We have an endangered species that threatens to destroy our family ecosystem. What is the endangered species? Kindness. Wait, hear me out. Kindness meets the criteria.

  • Kindness is threatened in our society. It’s habitat is slowly being replaced by an environment filled with rude words, a lack of politeness, and the presence of hate groups in the media. The concept of kindness has been slandered as ineffective in helping one succeed in life (“it’s a dog eat dog world” after all) and the domain of the insincere trying to manipulate the naïve. I once pulled over to help a young lady whose car had broken down. She hid behind her car, afraid that my kindness was a ruse for some dreadful behavior. The habitat of kindness is threatened.
  • Some businesses have overutilized kindness for commercial reasons. They use kindness to win the client, make the sale, or appease the angry customer. In other words, kindness has become a tool, a means to selfish ends. This is not true everywhere; but it has proven true often enough to raise our suspicions when we experience kindness. Even the kind stranger is suspect in our eyes as we wait for him to become the beggar asking alms.
  • Kindness is threatened by the societal disease of busy-ness and stress also. We constantly remain on the move from one activity to another. Busy-ness leaves no time for kindness. Busy-ness leads to stress and stress threatens kindness.

That’s three of the five areas in which kindness meets the endangered species criteria, and you only need to meet one criterion to make the list. Perhaps you would make a case that kindness is threatened by existing regulatory mechanisms or other manmade factors as well.  But, already, kindness meets the criteria for an endangered species. When kindness becomes endangered, our families suffer. So, what can we do to save kindness? To stabilize the habitat and family ecosystem and empower it to support kindness? Let me make three suggestions.

  • Stop negative speech. This takes work. Stop venting for venting’s sake. Don’t talk about the negatives unless you are doing so to constructively seek an alternative. That means no criticizing without a compassionate solution. No eye rolling. No sighing in exasperation. No grumbling. No putting the other person down, whether talking to them or to someone else. Stop the negative. 
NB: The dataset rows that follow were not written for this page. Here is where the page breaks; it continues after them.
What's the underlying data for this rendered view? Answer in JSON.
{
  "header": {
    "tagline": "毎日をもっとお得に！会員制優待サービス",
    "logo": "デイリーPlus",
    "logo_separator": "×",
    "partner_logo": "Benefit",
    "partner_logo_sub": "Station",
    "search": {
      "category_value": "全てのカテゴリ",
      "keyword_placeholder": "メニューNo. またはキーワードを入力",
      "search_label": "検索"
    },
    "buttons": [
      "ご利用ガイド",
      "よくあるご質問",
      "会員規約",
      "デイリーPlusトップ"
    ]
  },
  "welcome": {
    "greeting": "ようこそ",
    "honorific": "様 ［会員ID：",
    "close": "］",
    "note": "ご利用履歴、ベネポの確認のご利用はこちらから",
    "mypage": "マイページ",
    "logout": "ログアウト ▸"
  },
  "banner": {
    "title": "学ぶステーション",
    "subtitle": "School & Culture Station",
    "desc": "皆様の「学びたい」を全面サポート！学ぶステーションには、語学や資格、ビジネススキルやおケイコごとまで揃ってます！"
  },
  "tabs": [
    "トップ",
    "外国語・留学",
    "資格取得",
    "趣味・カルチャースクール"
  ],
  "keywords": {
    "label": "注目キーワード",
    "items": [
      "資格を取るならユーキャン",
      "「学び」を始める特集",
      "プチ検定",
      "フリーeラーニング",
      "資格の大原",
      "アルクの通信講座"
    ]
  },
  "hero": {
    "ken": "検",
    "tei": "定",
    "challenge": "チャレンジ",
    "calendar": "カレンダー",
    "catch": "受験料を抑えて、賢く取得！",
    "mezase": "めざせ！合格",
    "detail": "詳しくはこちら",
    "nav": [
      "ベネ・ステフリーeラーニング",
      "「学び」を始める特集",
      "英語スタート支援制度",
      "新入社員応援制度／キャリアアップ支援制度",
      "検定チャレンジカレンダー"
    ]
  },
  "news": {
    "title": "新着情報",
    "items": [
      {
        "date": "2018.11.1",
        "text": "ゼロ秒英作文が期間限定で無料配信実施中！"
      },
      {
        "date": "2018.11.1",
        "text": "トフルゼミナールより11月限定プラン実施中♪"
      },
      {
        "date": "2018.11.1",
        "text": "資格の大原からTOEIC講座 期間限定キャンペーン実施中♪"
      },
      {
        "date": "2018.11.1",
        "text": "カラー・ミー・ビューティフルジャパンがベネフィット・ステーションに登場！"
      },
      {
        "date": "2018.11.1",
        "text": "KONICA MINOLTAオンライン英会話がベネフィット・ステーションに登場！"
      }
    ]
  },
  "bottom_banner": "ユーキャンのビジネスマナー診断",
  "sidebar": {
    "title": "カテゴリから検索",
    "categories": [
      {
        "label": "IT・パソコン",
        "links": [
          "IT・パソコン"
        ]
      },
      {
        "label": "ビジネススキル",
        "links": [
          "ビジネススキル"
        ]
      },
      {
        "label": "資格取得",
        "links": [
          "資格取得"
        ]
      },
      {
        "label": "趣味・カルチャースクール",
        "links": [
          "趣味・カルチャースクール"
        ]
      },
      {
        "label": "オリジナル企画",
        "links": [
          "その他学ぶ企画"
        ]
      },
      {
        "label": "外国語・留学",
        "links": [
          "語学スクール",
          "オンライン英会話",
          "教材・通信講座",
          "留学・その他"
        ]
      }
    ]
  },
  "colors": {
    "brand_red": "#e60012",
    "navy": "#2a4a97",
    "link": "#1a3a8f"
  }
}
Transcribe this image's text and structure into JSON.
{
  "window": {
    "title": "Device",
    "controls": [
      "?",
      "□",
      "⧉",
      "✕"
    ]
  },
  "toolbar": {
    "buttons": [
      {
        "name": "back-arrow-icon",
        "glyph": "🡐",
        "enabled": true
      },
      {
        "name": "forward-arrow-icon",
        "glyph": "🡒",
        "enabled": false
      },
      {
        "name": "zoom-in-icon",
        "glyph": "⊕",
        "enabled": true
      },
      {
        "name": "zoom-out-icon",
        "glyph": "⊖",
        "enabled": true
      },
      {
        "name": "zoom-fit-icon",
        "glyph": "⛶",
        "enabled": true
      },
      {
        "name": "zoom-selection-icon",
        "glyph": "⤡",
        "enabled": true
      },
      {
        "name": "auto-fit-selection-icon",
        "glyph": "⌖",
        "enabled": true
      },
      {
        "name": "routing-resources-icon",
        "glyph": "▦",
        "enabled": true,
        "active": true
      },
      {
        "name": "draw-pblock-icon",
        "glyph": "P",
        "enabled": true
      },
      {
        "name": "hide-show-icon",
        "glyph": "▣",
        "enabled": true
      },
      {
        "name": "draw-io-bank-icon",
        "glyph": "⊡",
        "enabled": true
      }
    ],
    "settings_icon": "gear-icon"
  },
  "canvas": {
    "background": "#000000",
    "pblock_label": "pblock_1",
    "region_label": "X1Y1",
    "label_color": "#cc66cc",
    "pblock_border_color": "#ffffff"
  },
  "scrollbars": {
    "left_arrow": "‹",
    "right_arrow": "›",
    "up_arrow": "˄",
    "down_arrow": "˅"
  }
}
  • Look for the good. Mr. Rogers says to “look for the helpers.” Rabbi Harold Kushner adds, “If you concentrate on finding whatever is good in every situation, you will discover that your life will suddenly be filled with gratitude, a feeling that nurtures the Soul.” So, in the words of Roy T. Bennett, “Discipline your mind to think positively; to see the good in every situation and look on the best side of every event.”  Then turn the good you see into kindness by verbally acknowledging it, praising it, lifting it up for all to see.
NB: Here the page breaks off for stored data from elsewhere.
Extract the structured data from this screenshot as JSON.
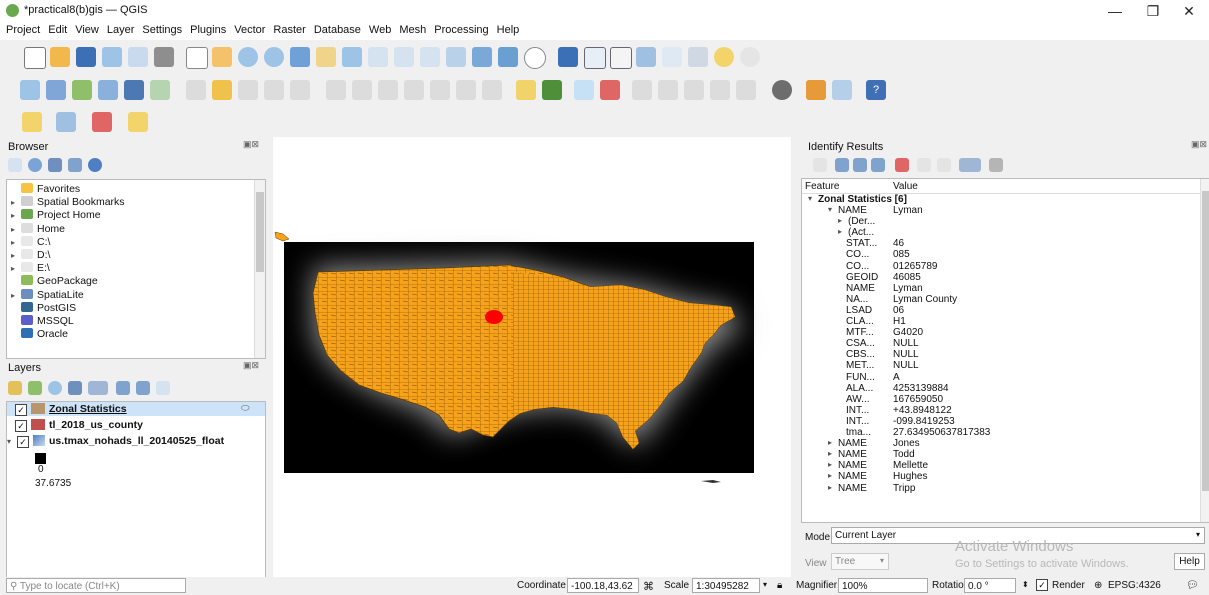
{
  "window": {
    "title": "*practical8(b)gis — QGIS",
    "minimize": "—",
    "restore": "❐",
    "close": "✕"
  },
  "menu": [
    "Project",
    "Edit",
    "View",
    "Layer",
    "Settings",
    "Plugins",
    "Vector",
    "Raster",
    "Database",
    "Web",
    "Mesh",
    "Processing",
    "Help"
  ],
  "browser": {
    "title": "Browser",
    "items": [
      {
        "label": "Favorites",
        "expand": "",
        "icon_color": "#f6c343"
      },
      {
        "label": "Spatial Bookmarks",
        "expand": "▸",
        "icon_color": "#cfcfcf"
      },
      {
        "label": "Project Home",
        "expand": "▸",
        "icon_color": "#6aa84f"
      },
      {
        "label": "Home",
        "expand": "▸",
        "icon_color": "#dddddd"
      },
      {
        "label": "C:\\",
        "expand": "▸",
        "icon_color": "#e8e8e8"
      },
      {
        "label": "D:\\",
        "expand": "▸",
        "icon_color": "#e8e8e8"
      },
      {
        "label": "E:\\",
        "expand": "▸",
        "icon_color": "#e8e8e8"
      },
      {
        "label": "GeoPackage",
        "expand": "",
        "icon_color": "#8fbc5a"
      },
      {
        "label": "SpatiaLite",
        "expand": "▸",
        "icon_color": "#6c8ebf"
      },
      {
        "label": "PostGIS",
        "expand": "",
        "icon_color": "#336791"
      },
      {
        "label": "MSSQL",
        "expand": "",
        "icon_color": "#5b5fc7"
      },
      {
        "label": "Oracle",
        "expand": "",
        "icon_color": "#2f6fb5"
      }
    ]
  },
  "layers": {
    "title": "Layers",
    "items": [
      {
        "label": "Zonal Statistics",
        "checked": "✓",
        "swatch": "#b8956b",
        "bold": true
      },
      {
        "label": "tl_2018_us_county",
        "checked": "✓",
        "swatch": "#c0504d",
        "bold": true
      },
      {
        "label": "us.tmax_nohads_ll_20140525_float",
        "checked": "✓",
        "swatch": "",
        "bold": true
      }
    ],
    "legend_min": "0",
    "legend_max": "37.6735"
  },
  "identify": {
    "title": "Identify Results",
    "col_feature": "Feature",
    "col_value": "Value",
    "root": "Zonal Statistics  [6]",
    "rows": [
      {
        "k": "NAME",
        "v": "Lyman"
      },
      {
        "k": "(Der...",
        "v": ""
      },
      {
        "k": "(Act...",
        "v": ""
      },
      {
        "k": "STAT...",
        "v": "46"
      },
      {
        "k": "CO...",
        "v": "085"
      },
      {
        "k": "CO...",
        "v": "01265789"
      },
      {
        "k": "GEOID",
        "v": "46085"
      },
      {
        "k": "NAME",
        "v": "Lyman"
      },
      {
        "k": "NA...",
        "v": "Lyman County"
      },
      {
        "k": "LSAD",
        "v": "06"
      },
      {
        "k": "CLA...",
        "v": "H1"
      },
      {
        "k": "MTF...",
        "v": "G4020"
      },
      {
        "k": "CSA...",
        "v": "NULL"
      },
      {
        "k": "CBS...",
        "v": "NULL"
      },
      {
        "k": "MET...",
        "v": "NULL"
      },
      {
        "k": "FUN...",
        "v": "A"
      },
      {
        "k": "ALA...",
        "v": "4253139884"
      },
      {
        "k": "AW...",
        "v": "167659050"
      },
      {
        "k": "INT...",
        "v": "+43.8948122"
      },
      {
        "k": "INT...",
        "v": "-099.8419253"
      },
      {
        "k": "tma...",
        "v": "27.634950637817383"
      },
      {
        "k": "NAME",
        "v": "Jones"
      },
      {
        "k": "NAME",
        "v": "Todd"
      },
      {
        "k": "NAME",
        "v": "Mellette"
      },
      {
        "k": "NAME",
        "v": "Hughes"
      },
      {
        "k": "NAME",
        "v": "Tripp"
      }
    ],
    "mode_label": "Mode",
    "mode_value": "Current Layer",
    "view_label": "View",
    "view_value": "Tree",
    "help": "Help"
  },
  "watermark": {
    "line1": "Activate Windows",
    "line2": "Go to Settings to activate Windows."
  },
  "status": {
    "locate_placeholder": "Type to locate (Ctrl+K)",
    "coordinate_label": "Coordinate",
    "coordinate": "-100.18,43.62",
    "scale_label": "Scale",
    "scale": "1:30495282",
    "magnifier_label": "Magnifier",
    "magnifier": "100%",
    "rotation_label": "Rotation",
    "rotation": "0.0 °",
    "render_label": "Render",
    "crs": "EPSG:4326"
  },
  "colors": {
    "map_fill": "#f7a21b",
    "selected": "#ff0000",
    "raster_bg": "#000000"
  }
}
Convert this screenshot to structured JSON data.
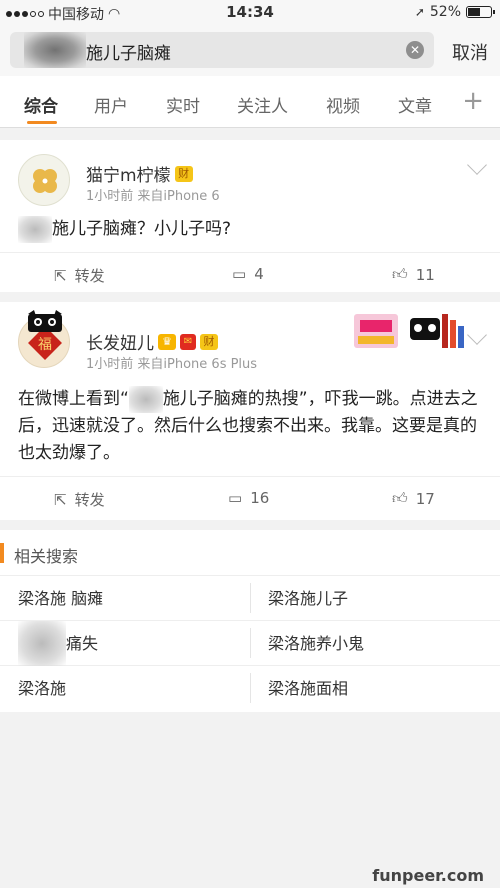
{
  "status_bar": {
    "carrier": "中国移动",
    "time": "14:34",
    "battery": "52%"
  },
  "search": {
    "query": "施儿子脑瘫",
    "cancel_label": "取消"
  },
  "tabs": [
    {
      "label": "综合"
    },
    {
      "label": "用户"
    },
    {
      "label": "实时"
    },
    {
      "label": "关注人"
    },
    {
      "label": "视频"
    },
    {
      "label": "文章"
    }
  ],
  "tab_add": "+",
  "posts": [
    {
      "author": "猫宁m柠檬",
      "badge": "财",
      "meta": "1小时前  来自iPhone 6",
      "text": "施儿子脑瘫？小儿子吗?",
      "repost_label": "转发",
      "comments": "4",
      "likes": "11"
    },
    {
      "author": "长发妞儿",
      "badge": "财",
      "meta": "1小时前  来自iPhone 6s Plus",
      "text_before": "在微博上看到“",
      "text_after": "施儿子脑瘫的热搜”，吓我一跳。点进去之后，迅速就没了。然后什么也搜索不出来。我靠。这要是真的也太劲爆了。",
      "repost_label": "转发",
      "comments": "16",
      "likes": "17"
    }
  ],
  "related": {
    "title": "相关搜索",
    "items": [
      "梁洛施 脑瘫",
      "梁洛施儿子",
      "痛失",
      "梁洛施养小鬼",
      "梁洛施",
      "梁洛施面相"
    ]
  },
  "watermark": "funpeer.com",
  "colors": {
    "accent": "#f28a20",
    "background": "#f2f2f2"
  }
}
  • Model kindness. Do something kind every day. Hold a door open. Thank a checkout clerk. Give up your seat on the bus. Let the other driver merge. Help a child with homework. Do something kind every day. Kindness is catchy.  In fact, it’s so catchy it just might “go viral.”  But it can’t go viral until someone begins with an act of kindness. Why not start the kindness epidemic in your family today?